Singapore Family Feud
ASIA--PACIFIC, 18 Apr 2016
The Wall Street Journal – TRANSCEND Media Service
The city-state’s reputation for meritocracy comes under attack from an unexpected source.
11 Apr 2016 – Singapore’s self-image as a meritocracy has come under attack on social media from an unexpected source: former Prime Minister Lee Kuan Yew’s daughter. Posting on Facebook, neurosurgeon Lee Wei Ling accused her brother, Prime Minister Lee Hsien Loong, of having “no qualms abusing his power to [have] a commemoration just one year after LKY died.” She continued, “If the power that be wants to establish a dynasty, LKY’s daughter will not allow LKY’s name to be sullied by a dishonorable son.”
Prime Minister Lee answered on Facebook hours later that, “The accusations are completely untrue.” Meanwhile, the state-controlled media have published accusations against Ms. Lee.
The family feud started when Ms. Lee submitted to the Straits Times newspaper an opinion article that objected to “hero worship” of her father on the first anniversary of his death. Editors there made cuts that Ms. Lee found objectionable, and she withdrew the piece.
Ms. Lee then posted the article on Facebook with the complaint that over a decade of writing a weekly column for the newspaper she was censored by three successive editors on sensitive topics. “I will no longer write for [Singapore Press Holdings] as the editors there do not allow me freedom of speech,” she insisted.
Janadas Devan, one of Ms. Lee’s previous editors and the son of former President Devan Nair, fired back that Ms. Lee was edited, not censored, because her articles were “like sailing through fog.” Ivan Fernandez, her current editor, accused her of plagiarism, a charge she denies.
On Sunday Ms. Lee posted on Facebook email correspondence with Mr. Fernandez that included the accusation of dynasty-building by her brother. Later that day the material was taken down. Prime Minister Lee’s Facebook response stated, “Meritocracy is a fundamental value of our society, and neither I, the [People’s Action Party], nor the Singapore public would tolerate any such attempt.”
Singapore’s leaders have a long record of successfully suing individuals and publications that accuse them of cronyism or nepotism. In 2013 the government extended its censorship rules to include online publications. Last month a court convicted Japanese-Australian editor Ai Takagi of sedition after her website carried four articles that the prosecution said “promote feelings of ill-will and hostility between different groups of people in Singapore.”
hough Ms. Takagi apologized “for the harm I have caused through my actions,” pleaded guilty to sedition and is pregnant, she was sentenced to 10 months in prison.

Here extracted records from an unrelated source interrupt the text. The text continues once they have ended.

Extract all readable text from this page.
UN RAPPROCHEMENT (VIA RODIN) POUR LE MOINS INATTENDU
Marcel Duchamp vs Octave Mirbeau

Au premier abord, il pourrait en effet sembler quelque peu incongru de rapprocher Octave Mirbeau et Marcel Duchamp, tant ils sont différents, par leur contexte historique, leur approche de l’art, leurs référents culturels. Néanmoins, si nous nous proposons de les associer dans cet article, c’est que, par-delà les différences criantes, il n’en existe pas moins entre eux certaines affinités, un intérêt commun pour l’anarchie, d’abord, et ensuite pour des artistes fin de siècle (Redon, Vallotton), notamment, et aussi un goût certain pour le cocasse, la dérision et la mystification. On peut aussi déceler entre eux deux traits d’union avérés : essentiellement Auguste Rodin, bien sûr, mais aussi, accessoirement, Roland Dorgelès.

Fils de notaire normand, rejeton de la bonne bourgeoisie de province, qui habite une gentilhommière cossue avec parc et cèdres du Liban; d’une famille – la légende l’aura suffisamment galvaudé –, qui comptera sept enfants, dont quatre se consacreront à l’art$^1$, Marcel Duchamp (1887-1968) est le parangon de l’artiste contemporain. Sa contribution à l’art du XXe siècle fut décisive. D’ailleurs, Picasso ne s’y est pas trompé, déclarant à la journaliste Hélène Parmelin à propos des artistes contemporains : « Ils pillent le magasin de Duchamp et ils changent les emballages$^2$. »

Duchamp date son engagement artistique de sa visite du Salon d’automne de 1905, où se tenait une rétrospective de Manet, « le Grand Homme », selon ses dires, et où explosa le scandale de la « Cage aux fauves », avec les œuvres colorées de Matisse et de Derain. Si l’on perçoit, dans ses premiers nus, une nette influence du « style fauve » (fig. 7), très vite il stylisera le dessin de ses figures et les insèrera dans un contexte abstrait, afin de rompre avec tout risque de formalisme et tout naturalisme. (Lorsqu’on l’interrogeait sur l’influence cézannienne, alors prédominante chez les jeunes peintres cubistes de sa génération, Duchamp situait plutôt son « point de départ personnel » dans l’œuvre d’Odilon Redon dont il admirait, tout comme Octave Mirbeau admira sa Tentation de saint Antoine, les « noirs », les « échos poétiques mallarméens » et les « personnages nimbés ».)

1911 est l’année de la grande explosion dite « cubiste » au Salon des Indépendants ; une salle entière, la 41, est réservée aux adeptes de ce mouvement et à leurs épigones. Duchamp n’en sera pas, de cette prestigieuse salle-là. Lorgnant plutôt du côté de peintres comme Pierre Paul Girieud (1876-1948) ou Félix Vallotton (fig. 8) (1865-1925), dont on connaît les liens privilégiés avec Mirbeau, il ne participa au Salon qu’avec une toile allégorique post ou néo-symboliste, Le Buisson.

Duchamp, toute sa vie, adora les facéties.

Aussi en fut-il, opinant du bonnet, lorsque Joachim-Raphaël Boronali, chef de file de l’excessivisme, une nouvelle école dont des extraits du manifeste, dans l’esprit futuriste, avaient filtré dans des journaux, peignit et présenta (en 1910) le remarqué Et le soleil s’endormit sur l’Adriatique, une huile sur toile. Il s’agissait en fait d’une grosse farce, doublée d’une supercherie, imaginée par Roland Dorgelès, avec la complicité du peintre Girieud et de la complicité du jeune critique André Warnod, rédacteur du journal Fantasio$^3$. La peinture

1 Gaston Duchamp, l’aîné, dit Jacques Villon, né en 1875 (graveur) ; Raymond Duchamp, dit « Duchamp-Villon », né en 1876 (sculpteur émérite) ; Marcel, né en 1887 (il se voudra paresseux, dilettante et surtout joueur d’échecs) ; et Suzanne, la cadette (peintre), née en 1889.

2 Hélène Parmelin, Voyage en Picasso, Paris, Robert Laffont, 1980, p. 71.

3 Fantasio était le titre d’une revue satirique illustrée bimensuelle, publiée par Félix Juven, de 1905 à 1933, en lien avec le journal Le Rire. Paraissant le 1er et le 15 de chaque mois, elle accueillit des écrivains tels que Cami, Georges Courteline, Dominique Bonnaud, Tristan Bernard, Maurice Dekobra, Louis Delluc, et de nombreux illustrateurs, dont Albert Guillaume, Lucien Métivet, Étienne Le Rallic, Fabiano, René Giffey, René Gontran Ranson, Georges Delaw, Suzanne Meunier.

The Prime Minister now faces an awkward decision of whether to take legal recourse against his sister, a former head of the National Neuroscience Institute, since clemency could be construed as favoritism. He and his father always maintained that libel lawsuits are necessary to protect the reputations of the country’s leaders.Meanwhile, Ms. Lee’s rejected article has started a useful debate over the proliferation of fawning tributes to the late Prime Minister and his legacy of punishing those who disagreed with the government.